И выругался, когда Дом замкнул за ними дверь.
— Нехорошо, какая жадная женщина нам досталась, насилу цену сбил.
— Зато у нас теперь есть где жить и спать! — Серебрянка оглядела небольшую комнату, с одной низкой кроватью, столом у стены и ширмой — натянутый на стальной каркас плавень — в углу.
Повинуясь Юга, Дом раскрыл два окна, через которые, как из пробитых бочек, хлынули уличные шумы и запахи. Садовник критично, с видом знатока, примял коленом кровать:
— Да, на первое веко определились.
— Только на одно?
— А что ты хотел, пастух? Это Городец. Ладно, вот вонь дорожную собьем, и — кто куда, а я работу искать. Не улыбается мне в подворотнях спать.
— Разве в Городце есть Провал? — удивился Выпь.
Юга глянул на него, как измученная мать на единственного малоумного сыночка. Ответил вкрадчиво:
— Нет. В Городце Провала нет. Знаешь, почему?
— Почему?
— Потому что это Городец, пастух!
— И что?
— И то! — Юга пересек комнату, резко сдвинул ширму, являя взорам огромную, плоскую каменную чашу с низкими бортами. — Вода здесь сама льется. Купальня называется! За это удобство в том числе мы и заплатили. Ты что, вообще всю жизнь с овдо промотался?
— Не всю, — Выпь с интересом наблюдал, как из трубочки, выходящей прямо из стены, течет вода.
— Поздравляю!

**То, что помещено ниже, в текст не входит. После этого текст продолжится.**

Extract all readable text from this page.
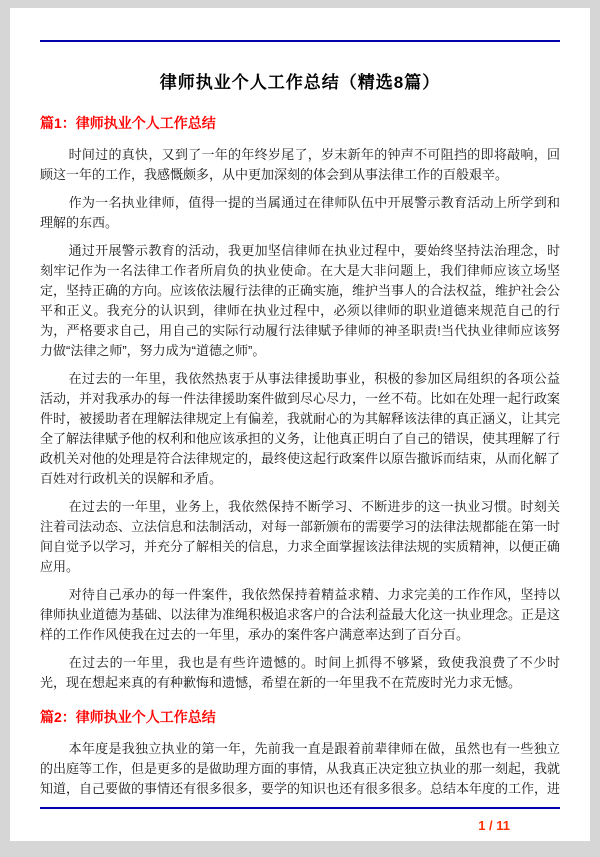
律师执业个人工作总结（精选8篇）
篇1：律师执业个人工作总结

时间过的真快，又到了一年的年终岁尾了，岁末新年的钟声不可阻挡的即将敲响，回顾这一年的工作，我感慨颇多，从中更加深刻的体会到从事法律工作的百般艰辛。

作为一名执业律师，值得一提的当属通过在律师队伍中开展警示教育活动上所学到和理解的东西。

通过开展警示教育的活动，我更加坚信律师在执业过程中，要始终坚持法治理念，时刻牢记作为一名法律工作者所肩负的执业使命。在大是大非问题上，我们律师应该立场坚定，坚持正确的方向。应该依法履行法律的正确实施，维护当事人的合法权益，维护社会公平和正义。我充分的认识到，律师在执业过程中，必须以律师的职业道德来规范自己的行为，严格要求自己，用自己的实际行动履行法律赋予律师的神圣职责!当代执业律师应该努力做“法律之师”，努力成为“道德之师”。

在过去的一年里，我依然热衷于从事法律援助事业，积极的参加区局组织的各项公益活动，并对我承办的每一件法律援助案件做到尽心尽力，一丝不苟。比如在处理一起行政案件时，被援助者在理解法律规定上有偏差，我就耐心的为其解释该法律的真正涵义，让其完全了解法律赋予他的权利和他应该承担的义务，让他真正明白了自己的错误，使其理解了行政机关对他的处理是符合法律规定的，最终使这起行政案件以原告撤诉而结束，从而化解了百姓对行政机关的误解和矛盾。

在过去的一年里，业务上，我依然保持不断学习、不断进步的这一执业习惯。时刻关注着司法动态、立法信息和法制活动，对每一部新颁布的需要学习的法律法规都能在第一时间自觉予以学习，并充分了解相关的信息，力求全面掌握该法律法规的实质精神，以便正确应用。

对待自己承办的每一件案件，我依然保持着精益求精、力求完美的工作作风，坚持以律师执业道德为基础、以法律为准绳积极追求客户的合法利益最大化这一执业理念。正是这样的工作作风使我在过去的一年里，承办的案件客户满意率达到了百分百。

在过去的一年里，我也是有些许遗憾的。时间上抓得不够紧，致使我浪费了不少时光，现在想起来真的有种歉悔和遗憾，希望在新的一年里我不在荒废时光力求无憾。

篇2：律师执业个人工作总结

本年度是我独立执业的第一年，先前我一直是跟着前辈律师在做，虽然也有一些独立的出庭等工作，但是更多的是做助理方面的事情，从我真正决定独立执业的那一刻起，我就知道，自己要做的事情还有很多很多，要学的知识也还有很多很多。总结本年度的工作，进

1 / 11
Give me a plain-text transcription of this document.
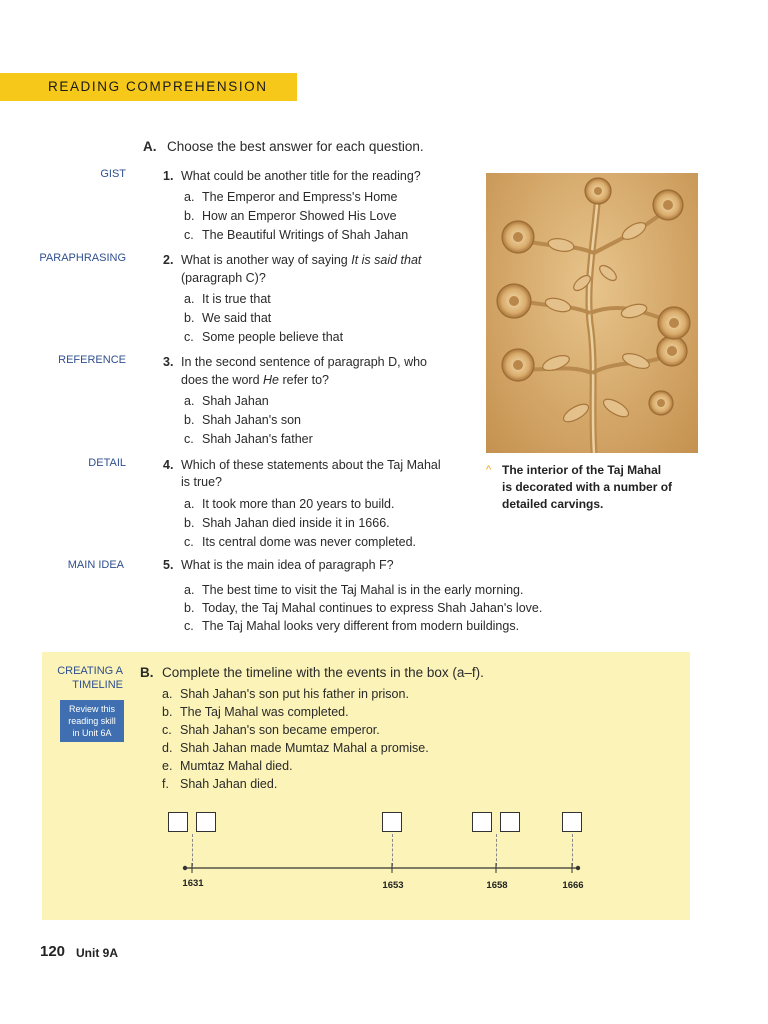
READING COMPREHENSION
A. Choose the best answer for each question.
GIST	1. What could be another title for the reading?
a. The Emperor and Empress's Home
b. How an Emperor Showed His Love
c. The Beautiful Writings of Shah Jahan
PARAPHRASING	2. What is another way of saying It is said that
(paragraph C)?
a. It is true that
b. We said that
c. Some people believe that
REFERENCE	3. In the second sentence of paragraph D, who
does the word He refer to?
a. Shah Jahan
b. Shah Jahan's son
c. Shah Jahan's father
DETAIL	4. Which of these statements about the Taj Mahal
is true?
a. It took more than 20 years to build.
b. Shah Jahan died inside it in 1666.
c. Its central dome was never completed.
MAIN IDEA	5. What is the main idea of paragraph F?
a. The best time to visit the Taj Mahal is in the early morning.
b. Today, the Taj Mahal continues to express Shah Jahan's love.
c. The Taj Mahal looks very different from modern buildings.
^ The interior of the Taj Mahal
is decorated with a number of
detailed carvings.
CREATING A
TIMELINE
Review this
reading skill
in Unit 6A
B. Complete the timeline with the events in the box (a–f).
a. Shah Jahan's son put his father in prison.
b. The Taj Mahal was completed.
c. Shah Jahan's son became emperor.
d. Shah Jahan made Mumtaz Mahal a promise.
e. Mumtaz Mahal died.
f. Shah Jahan died.
1631	1653	1658	1666
120 Unit 9A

Значит, ты еще не совсем потерян.
— Но все же, как оно так устроено?
Юга закатил глаза, вздохнул.
— Трованты сами по себе в подпитке не нуждаются. Но если им, мелким еще, привить-подселить траву-паут, то в росте они сольются. Трава та глубокие корни имеет, до источников Провала доходит, водой себя питает. Люди во взрослых тровантах жилы паута находят, подрезают и так себе воду добывают. Понятно?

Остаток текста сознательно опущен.